Indeed, Hillard said he and the Police Department were “getting beat up” in the media and the community.

“[E]very time that I watched TV it was something negative about Terry Hillard and the Chicago Police Department,” he testified. “And being a new superintendent at that time, you know, it wore on me for a while.”

At a staff meeting in police headquarters the morning after the boys were arrested, Hillard recalled that he again asked no questions about the case. He said in the deposition that the notion of whether the boys understood their Miranda warnings “didn’t register.”

The arrests of the two boys were announced that same morning at a press conference held by top officers from the Wentworth Area violent crimes unit.

But, Hillard said, it was not until the following day that he asked for an explanation of why the boys had been charged. He was at a community policing conference at a downtown hotel.

With the eyes of the world focused on what were described as among the youngest children ever charged with murder, Hillard said that he anticipated that reporters would ask him about the arrests. He wanted to know enough about the murder to answer some of their questions.

After summoning two officers to a suite in the hotel, Hillard recalled that he had only one question for the officers in what turned out to be a 10-minute meeting.

“The one thing that I asked is how do we know that these young kids are involved,” Hillard said he asked.

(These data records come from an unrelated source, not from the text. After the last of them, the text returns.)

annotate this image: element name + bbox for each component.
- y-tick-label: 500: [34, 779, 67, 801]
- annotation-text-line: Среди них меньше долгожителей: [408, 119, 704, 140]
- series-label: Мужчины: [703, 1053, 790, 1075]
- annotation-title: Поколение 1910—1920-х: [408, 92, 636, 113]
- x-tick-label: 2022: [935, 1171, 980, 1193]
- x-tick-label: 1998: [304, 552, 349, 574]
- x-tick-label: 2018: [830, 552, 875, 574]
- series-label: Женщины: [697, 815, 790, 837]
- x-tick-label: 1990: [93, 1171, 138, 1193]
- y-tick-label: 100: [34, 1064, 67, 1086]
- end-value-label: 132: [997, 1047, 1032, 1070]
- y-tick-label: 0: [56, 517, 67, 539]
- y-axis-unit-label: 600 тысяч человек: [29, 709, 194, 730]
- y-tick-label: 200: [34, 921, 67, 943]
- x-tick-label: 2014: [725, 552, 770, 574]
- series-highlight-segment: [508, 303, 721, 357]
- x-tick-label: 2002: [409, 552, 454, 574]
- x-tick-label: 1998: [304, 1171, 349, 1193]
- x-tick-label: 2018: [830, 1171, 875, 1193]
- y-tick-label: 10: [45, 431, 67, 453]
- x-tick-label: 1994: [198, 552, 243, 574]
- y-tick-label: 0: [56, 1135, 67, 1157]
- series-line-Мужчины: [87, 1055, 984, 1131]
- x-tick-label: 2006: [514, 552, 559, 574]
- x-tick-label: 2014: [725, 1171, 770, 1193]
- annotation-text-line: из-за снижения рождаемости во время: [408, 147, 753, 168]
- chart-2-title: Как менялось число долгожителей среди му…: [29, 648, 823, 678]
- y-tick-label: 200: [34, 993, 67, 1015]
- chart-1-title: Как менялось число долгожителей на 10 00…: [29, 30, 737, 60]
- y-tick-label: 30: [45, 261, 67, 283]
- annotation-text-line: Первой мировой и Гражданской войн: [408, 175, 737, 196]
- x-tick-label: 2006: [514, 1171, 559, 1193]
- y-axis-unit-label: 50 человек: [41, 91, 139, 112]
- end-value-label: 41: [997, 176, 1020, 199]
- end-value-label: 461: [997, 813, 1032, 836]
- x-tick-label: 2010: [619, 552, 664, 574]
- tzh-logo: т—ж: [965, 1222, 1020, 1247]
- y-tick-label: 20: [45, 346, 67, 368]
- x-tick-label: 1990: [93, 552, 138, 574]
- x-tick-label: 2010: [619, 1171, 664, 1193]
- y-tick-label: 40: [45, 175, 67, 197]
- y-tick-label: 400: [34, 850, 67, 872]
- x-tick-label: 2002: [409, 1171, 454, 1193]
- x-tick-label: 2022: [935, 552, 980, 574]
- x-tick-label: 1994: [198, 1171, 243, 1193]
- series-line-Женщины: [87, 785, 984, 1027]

Sgt. Stanley Zaborac, who oversaw the investigation of Harris’ slaying, told Hillard what police and prosecutors often say when asked about a crime: that the two boys knew things about the crime only the killers would know.

Zaborac, in his deposition, recalled the meeting differently.

“The superintendent, to my knowledge, didn’t ask a single question, other than, `How are you?'” Zaborac testified. “The superintendent said nothing.”

Instead, John Townsend, the first deputy superintendent, who has since retired, posed most of the questions, Zaborac recalled in his deposition.

Hillard also said he did not brief Daley about the Ryan Harris case.

“There are certain things that the mayor needs to know and certain things that the mayor need not know, especially coming from the superintendent,” said Hillard. “If he wants to know about it, all he has to do is to pick up the Tribune and the Sun-Times.”

Although Cook County State’s Atty. Richard Devine publicly apologized–as did Daley–and said that the boys should never have been charged, Hillard said in the deposition he still believes the charges were appropriate.

“I feel that the Chicago Police Department and detectives acted properly,” he said. “They went with the facts they had.”